Perhaps then I would have been spared a lot of grief.
My brother lives in Durham, so in November I met him there, and we rented a car that we drove to Asheville for a delightful weekend at the historic Grove Park Inn.
But my experience with one car rental agency in Durham was anything but. Here are lessons learned from my costly ordeal:
—Go over the fine print before you initial the rental car agreement.
—When the rental agent asks whether you want liability insurance, politely decline it if you already have it on the car that you normally drive, as that insurance should transfer.
—Return the car with a full tank of gas. Don’t return it with only half a tank — as I did — and incur a $60 charge.
David Tulanian
Los Angeles
I rent cars frequently at the airport in Portland, Ore., and although I’ve never been asked to produce a filling station receipt to prove fuel was purchased within five miles of the rental lot, doing so would be quite a trick. There are no filling stations near the Portland International terminal; the closest one I’ve found is at Mill Plain and the 205 freeway in Vancouver, Wash., across the Columbia River about six miles from the airport.
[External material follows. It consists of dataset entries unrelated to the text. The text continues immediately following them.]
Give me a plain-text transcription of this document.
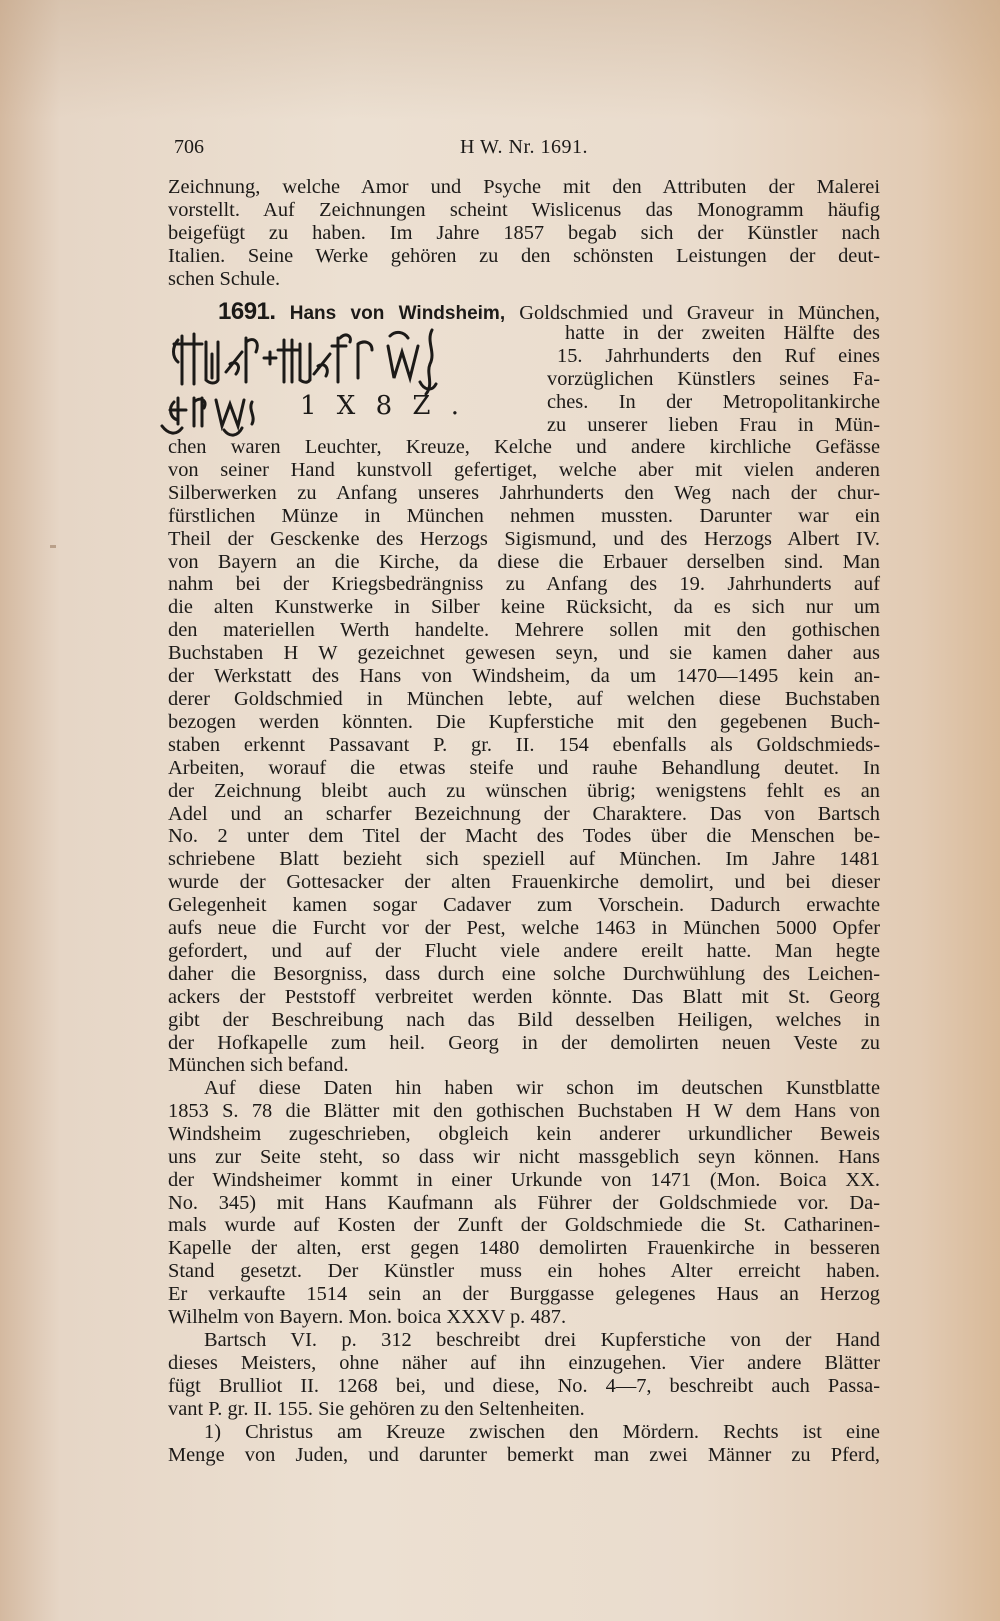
706	H W. Nr. 1691.
Zeichnung, welche Amor und Psyche mit den Attributen der Malerei
vorstellt. Auf Zeichnungen scheint Wislicenus das Monogramm häufig
beigefügt zu haben. Im Jahre 1857 begab sich der Künstler nach
Italien. Seine Werke gehören zu den schönsten Leistungen der deut-
schen Schule.
1691. Hans von Windsheim, Goldschmied und Graveur in München,
1 X 8 Z .
hatte in der zweiten Hälfte des
15. Jahrhunderts den Ruf eines
vorzüglichen Künstlers seines Fa-
ches. In der Metropolitankirche
zu unserer lieben Frau in Mün-
chen waren Leuchter, Kreuze, Kelche und andere kirchliche Gefässe
von seiner Hand kunstvoll gefertiget, welche aber mit vielen anderen
Silberwerken zu Anfang unseres Jahrhunderts den Weg nach der chur-
fürstlichen Münze in München nehmen mussten. Darunter war ein
Theil der Gesckenke des Herzogs Sigismund, und des Herzogs Albert IV.
von Bayern an die Kirche, da diese die Erbauer derselben sind. Man
nahm bei der Kriegsbedrängniss zu Anfang des 19. Jahrhunderts auf
die alten Kunstwerke in Silber keine Rücksicht, da es sich nur um
den materiellen Werth handelte. Mehrere sollen mit den gothischen
Buchstaben H W gezeichnet gewesen seyn, und sie kamen daher aus
der Werkstatt des Hans von Windsheim, da um 1470—1495 kein an-
derer Goldschmied in München lebte, auf welchen diese Buchstaben
bezogen werden könnten. Die Kupferstiche mit den gegebenen Buch-
staben erkennt Passavant P. gr. II. 154 ebenfalls als Goldschmieds-
Arbeiten, worauf die etwas steife und rauhe Behandlung deutet. In
der Zeichnung bleibt auch zu wünschen übrig; wenigstens fehlt es an
Adel und an scharfer Bezeichnung der Charaktere. Das von Bartsch
No. 2 unter dem Titel der Macht des Todes über die Menschen be-
schriebene Blatt bezieht sich speziell auf München. Im Jahre 1481
wurde der Gottesacker der alten Frauenkirche demolirt, und bei dieser
Gelegenheit kamen sogar Cadaver zum Vorschein. Dadurch erwachte
aufs neue die Furcht vor der Pest, welche 1463 in München 5000 Opfer
gefordert, und auf der Flucht viele andere ereilt hatte. Man hegte
daher die Besorgniss, dass durch eine solche Durchwühlung des Leichen-
ackers der Peststoff verbreitet werden könnte. Das Blatt mit St. Georg
gibt der Beschreibung nach das Bild desselben Heiligen, welches in
der Hofkapelle zum heil. Georg in der demolirten neuen Veste zu
München sich befand.
Auf diese Daten hin haben wir schon im deutschen Kunstblatte
1853 S. 78 die Blätter mit den gothischen Buchstaben H W dem Hans von
Windsheim zugeschrieben, obgleich kein anderer urkundlicher Beweis
uns zur Seite steht, so dass wir nicht massgeblich seyn können. Hans
der Windsheimer kommt in einer Urkunde von 1471 (Mon. Boica XX.
No. 345) mit Hans Kaufmann als Führer der Goldschmiede vor. Da-
mals wurde auf Kosten der Zunft der Goldschmiede die St. Catharinen-
Kapelle der alten, erst gegen 1480 demolirten Frauenkirche in besseren
Stand gesetzt. Der Künstler muss ein hohes Alter erreicht haben.
Er verkaufte 1514 sein an der Burggasse gelegenes Haus an Herzog
Wilhelm von Bayern. Mon. boica XXXV p. 487.
Bartsch VI. p. 312 beschreibt drei Kupferstiche von der Hand
dieses Meisters, ohne näher auf ihn einzugehen. Vier andere Blätter
fügt Brulliot II. 1268 bei, und diese, No. 4—7, beschreibt auch Passa-
vant P. gr. II. 155. Sie gehören zu den Seltenheiten.
1) Christus am Kreuze zwischen den Mördern. Rechts ist eine
Menge von Juden, und darunter bemerkt man zwei Männer zu Pferd,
There are a few rental lots not at the terminal that are about a mile closer, but even those would be a close shave.
Douglas Galloway
Cherry Valley
Welcome to Union Station
Though the fine article about the Union Station appeared last month [“A Set for Past and Future,” by Christopher Reynolds, Nov. 24], I still enjoy the vivid memories that it brought back. In May 1939, my parents, my brother, age 7, and I, age 12, moved from Long Island, N.Y., to Los Angeles. Arriving in Union Station, we were excited to see all sorts of decorations and banners. It took some time for my brother and me to realize my mother was teasing us when she said it was all to welcome us to L.A. Then we learned that the gala opening of the station had been the day before.
Margot Kamens
Whittier
PreCheck surprise
Had to laugh when I read the article on the Transportation Security Administration and PreCheck [“TSA’s Holiday ‘Gift’ May Be Security Jams” by Catharine Hamm, Nov 24]. It seems my husband and I were “pre-checked” at Long Beach for a trip to Charlotte, N.C., on Nov. 11. We were greeted by a Delta representative who said, “Looks like you’re pre-checked.” OK, we thought that must mean we have our boarding passes. On we went.
Next a TSA employee reiterated, “Oh, you’re pre-checked,” and pointed us toward a line with only one person in it. Because the airport wasn’t particularly crowded, we were still clueless. We were guilty of beginning the undressing process, as Anne-Marie Clarke pointed out in her letter of Dec. 8.
Neither the airline or TSA mentioned what Precheck meant or how we were free from the traditional undressing/unpacking. Only when a woman in line behind us told us we could go through did we understand that the PreCheck gods had somehow chosen us.
So in reply to both Ms. Clarke and Ms. Hamm, all anyone would have had to do was tell us, and we would have happily been on our way knowing we had not participated in the holiday “security jam.”